Links over elektromagnetische velden

Gezonde Gebouwen

In Nederland brengen mensen gemiddeld 90% van de tijd binnen door, waarvan 70% in hun eigen woning. Daarom is het erg belangrijk dat gebouwen zo gezond mogelijk worden ingericht, gebouwd en geplaatst. Een gebouw moet een plek bieden waar de burger rust kan vinden en kan ontspannen. Gezondheidsverlies door bijvoorbeeld het binnenmilieu is toe te schrijven aan bijvoorbeeld de kwaliteit van de binnenlucht, schimmels, vochtproblemen, maar ook van passief roken.
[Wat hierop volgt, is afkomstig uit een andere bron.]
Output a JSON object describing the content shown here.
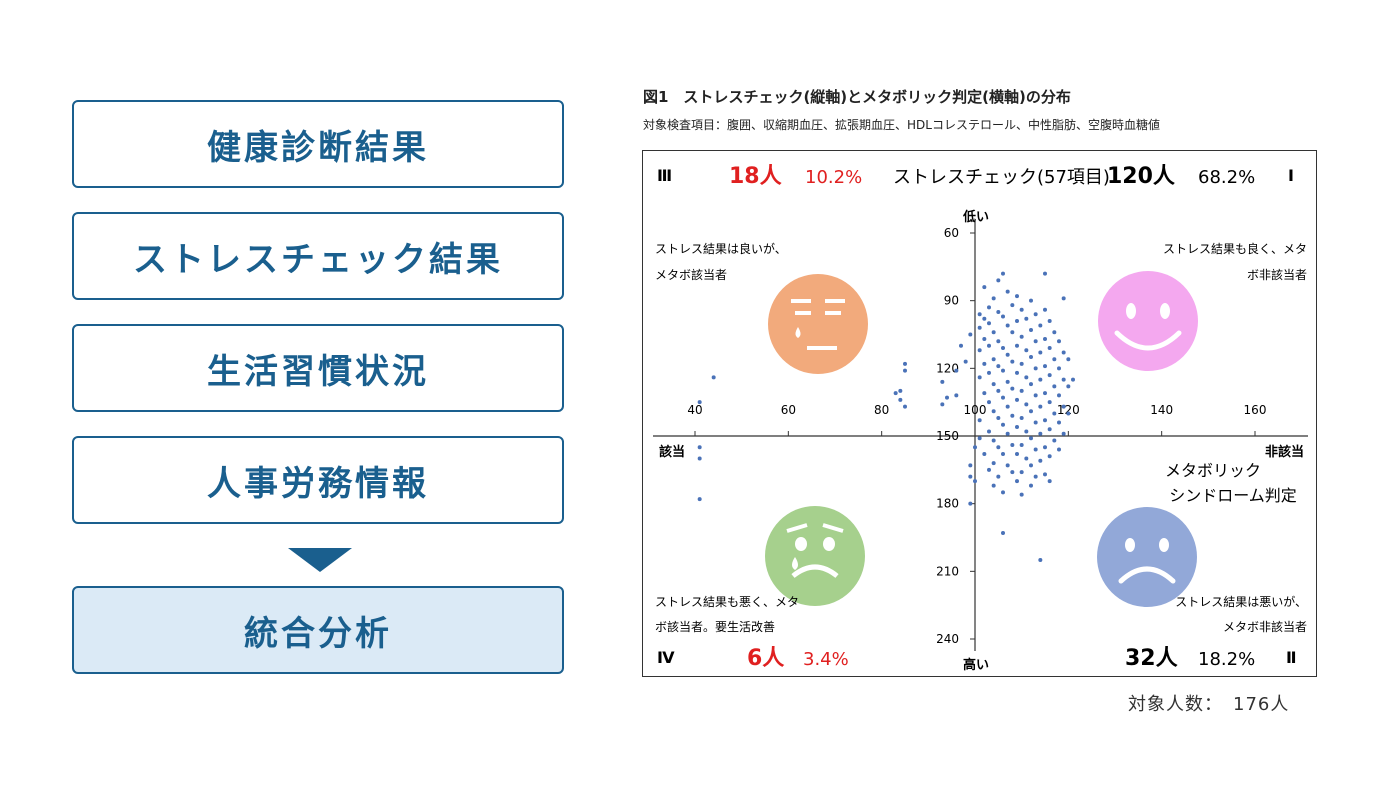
{
  "flow": {
    "steps": [
      "健康診断結果",
      "ストレスチェック結果",
      "生活習慣状況",
      "人事労務情報"
    ],
    "final": "統合分析"
  },
  "figure": {
    "title": "図1　ストレスチェック(縦軸)とメタボリック判定(横軸)の分布",
    "subtitle": "対象検査項目：腹囲、収縮期血圧、拡張期血圧、HDLコレステロール、中性脂肪、空腹時血糖値",
    "total": "対象人数：　176人"
  },
  "colors": {
    "accent": "#1a5f8e",
    "final_bg": "#dbeaf6",
    "red": "#e02020",
    "dot": "#4a72b8",
    "face_orange": "#f2aa7c",
    "face_pink": "#f4a8ef",
    "face_green": "#a6d08d",
    "face_blue": "#92a8d8"
  },
  "chart_data": {
    "type": "scatter",
    "y_axis_title": "ストレスチェック(57項目)",
    "x_axis_title": "メタボリック\nシンドローム判定",
    "x_left_label": "該当",
    "x_right_label": "非該当",
    "y_top_label": "低い",
    "y_bottom_label": "高い",
    "xlim": [
      40,
      160
    ],
    "ylim": [
      60,
      240
    ],
    "y_inverted": true,
    "x_ticks": [
      40,
      60,
      80,
      100,
      120,
      140,
      160
    ],
    "y_ticks": [
      60,
      90,
      120,
      150,
      180,
      210,
      240
    ],
    "axis_cross": {
      "x": 100,
      "y": 150
    },
    "quadrants": {
      "I": {
        "numeral": "Ⅰ",
        "count": "120人",
        "percent": "68.2%",
        "note": [
          "ストレス結果も良く、メタ",
          "ボ非該当者"
        ],
        "face": "happy"
      },
      "II": {
        "numeral": "Ⅱ",
        "count": "32人",
        "percent": "18.2%",
        "note": [
          "ストレス結果は悪いが、",
          "メタボ非該当者"
        ],
        "face": "sad"
      },
      "III": {
        "numeral": "Ⅲ",
        "count": "18人",
        "percent": "10.2%",
        "note": [
          "ストレス結果は良いが、",
          "メタボ該当者"
        ],
        "face": "worried"
      },
      "IV": {
        "numeral": "Ⅳ",
        "count": "6人",
        "percent": "3.4%",
        "note": [
          "ストレス結果も悪く、メタ",
          "ボ該当者。要生活改善"
        ],
        "face": "crying"
      }
    },
    "points": [
      [
        41,
        135
      ],
      [
        41,
        155
      ],
      [
        41,
        160
      ],
      [
        41,
        178
      ],
      [
        44,
        124
      ],
      [
        83,
        131
      ],
      [
        84,
        130
      ],
      [
        84,
        134
      ],
      [
        85,
        118
      ],
      [
        85,
        121
      ],
      [
        85,
        137
      ],
      [
        93,
        126
      ],
      [
        93,
        136
      ],
      [
        94,
        133
      ],
      [
        96,
        121
      ],
      [
        96,
        132
      ],
      [
        97,
        110
      ],
      [
        98,
        117
      ],
      [
        99,
        105
      ],
      [
        99,
        163
      ],
      [
        99,
        168
      ],
      [
        99,
        180
      ],
      [
        100,
        155
      ],
      [
        100,
        170
      ],
      [
        101,
        96
      ],
      [
        101,
        102
      ],
      [
        101,
        112
      ],
      [
        101,
        124
      ],
      [
        101,
        143
      ],
      [
        101,
        151
      ],
      [
        102,
        84
      ],
      [
        102,
        98
      ],
      [
        102,
        107
      ],
      [
        102,
        118
      ],
      [
        102,
        131
      ],
      [
        102,
        158
      ],
      [
        103,
        93
      ],
      [
        103,
        100
      ],
      [
        103,
        110
      ],
      [
        103,
        122
      ],
      [
        103,
        135
      ],
      [
        103,
        148
      ],
      [
        103,
        165
      ],
      [
        104,
        89
      ],
      [
        104,
        104
      ],
      [
        104,
        116
      ],
      [
        104,
        127
      ],
      [
        104,
        139
      ],
      [
        104,
        152
      ],
      [
        104,
        162
      ],
      [
        104,
        172
      ],
      [
        105,
        81
      ],
      [
        105,
        95
      ],
      [
        105,
        108
      ],
      [
        105,
        119
      ],
      [
        105,
        130
      ],
      [
        105,
        142
      ],
      [
        105,
        155
      ],
      [
        105,
        168
      ],
      [
        106,
        78
      ],
      [
        106,
        97
      ],
      [
        106,
        111
      ],
      [
        106,
        121
      ],
      [
        106,
        133
      ],
      [
        106,
        145
      ],
      [
        106,
        158
      ],
      [
        106,
        175
      ],
      [
        106,
        193
      ],
      [
        107,
        86
      ],
      [
        107,
        101
      ],
      [
        107,
        114
      ],
      [
        107,
        126
      ],
      [
        107,
        137
      ],
      [
        107,
        149
      ],
      [
        107,
        163
      ],
      [
        108,
        92
      ],
      [
        108,
        104
      ],
      [
        108,
        117
      ],
      [
        108,
        129
      ],
      [
        108,
        141
      ],
      [
        108,
        154
      ],
      [
        108,
        166
      ],
      [
        109,
        88
      ],
      [
        109,
        99
      ],
      [
        109,
        110
      ],
      [
        109,
        122
      ],
      [
        109,
        134
      ],
      [
        109,
        146
      ],
      [
        109,
        158
      ],
      [
        109,
        170
      ],
      [
        110,
        94
      ],
      [
        110,
        106
      ],
      [
        110,
        118
      ],
      [
        110,
        130
      ],
      [
        110,
        142
      ],
      [
        110,
        154
      ],
      [
        110,
        166
      ],
      [
        110,
        176
      ],
      [
        111,
        98
      ],
      [
        111,
        112
      ],
      [
        111,
        124
      ],
      [
        111,
        136
      ],
      [
        111,
        148
      ],
      [
        111,
        160
      ],
      [
        112,
        90
      ],
      [
        112,
        103
      ],
      [
        112,
        115
      ],
      [
        112,
        127
      ],
      [
        112,
        139
      ],
      [
        112,
        151
      ],
      [
        112,
        163
      ],
      [
        112,
        172
      ],
      [
        113,
        96
      ],
      [
        113,
        108
      ],
      [
        113,
        120
      ],
      [
        113,
        132
      ],
      [
        113,
        144
      ],
      [
        113,
        156
      ],
      [
        113,
        168
      ],
      [
        114,
        101
      ],
      [
        114,
        113
      ],
      [
        114,
        125
      ],
      [
        114,
        137
      ],
      [
        114,
        149
      ],
      [
        114,
        161
      ],
      [
        114,
        205
      ],
      [
        115,
        78
      ],
      [
        115,
        94
      ],
      [
        115,
        107
      ],
      [
        115,
        119
      ],
      [
        115,
        131
      ],
      [
        115,
        143
      ],
      [
        115,
        155
      ],
      [
        115,
        167
      ],
      [
        116,
        99
      ],
      [
        116,
        111
      ],
      [
        116,
        123
      ],
      [
        116,
        135
      ],
      [
        116,
        147
      ],
      [
        116,
        159
      ],
      [
        116,
        170
      ],
      [
        117,
        104
      ],
      [
        117,
        116
      ],
      [
        117,
        128
      ],
      [
        117,
        140
      ],
      [
        117,
        152
      ],
      [
        118,
        108
      ],
      [
        118,
        120
      ],
      [
        118,
        132
      ],
      [
        118,
        144
      ],
      [
        118,
        156
      ],
      [
        119,
        89
      ],
      [
        119,
        113
      ],
      [
        119,
        125
      ],
      [
        119,
        137
      ],
      [
        119,
        149
      ],
      [
        120,
        116
      ],
      [
        120,
        128
      ],
      [
        120,
        140
      ],
      [
        121,
        125
      ]
    ]
  }
}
Een gezond gebouw voldoet aan:

  • Minimaal een kant van de woning is prettig.
  • Het binnenklimaat is prettig en gezond.
  • Woningen zijn toegankelijk en levensloopbestendig.
  • Woningen zijn dichtbij groen en natuur.
  • Overlastgevende bedrijven staan zoveel mogelijk op afstand.

Adviezen

  • Bij nieuwbouw en renovatie is een gezonde woonomgeving het uitgangspunt, met aandacht voor een groene, klimaatadaptieve en toegankelijke/levensloopbestendige inrichting.
  • Overlastgevende bedrijven staan op afstand van woonwijk en gemengd gebied.
  • Elke woning heeft minimaal een kant aan de woning met een buitenruimte, die voor minstens 50% uit kwalitatief groen bestaat (als dat praktisch mogelijk is).
  • Bouw met emissiearme materialen.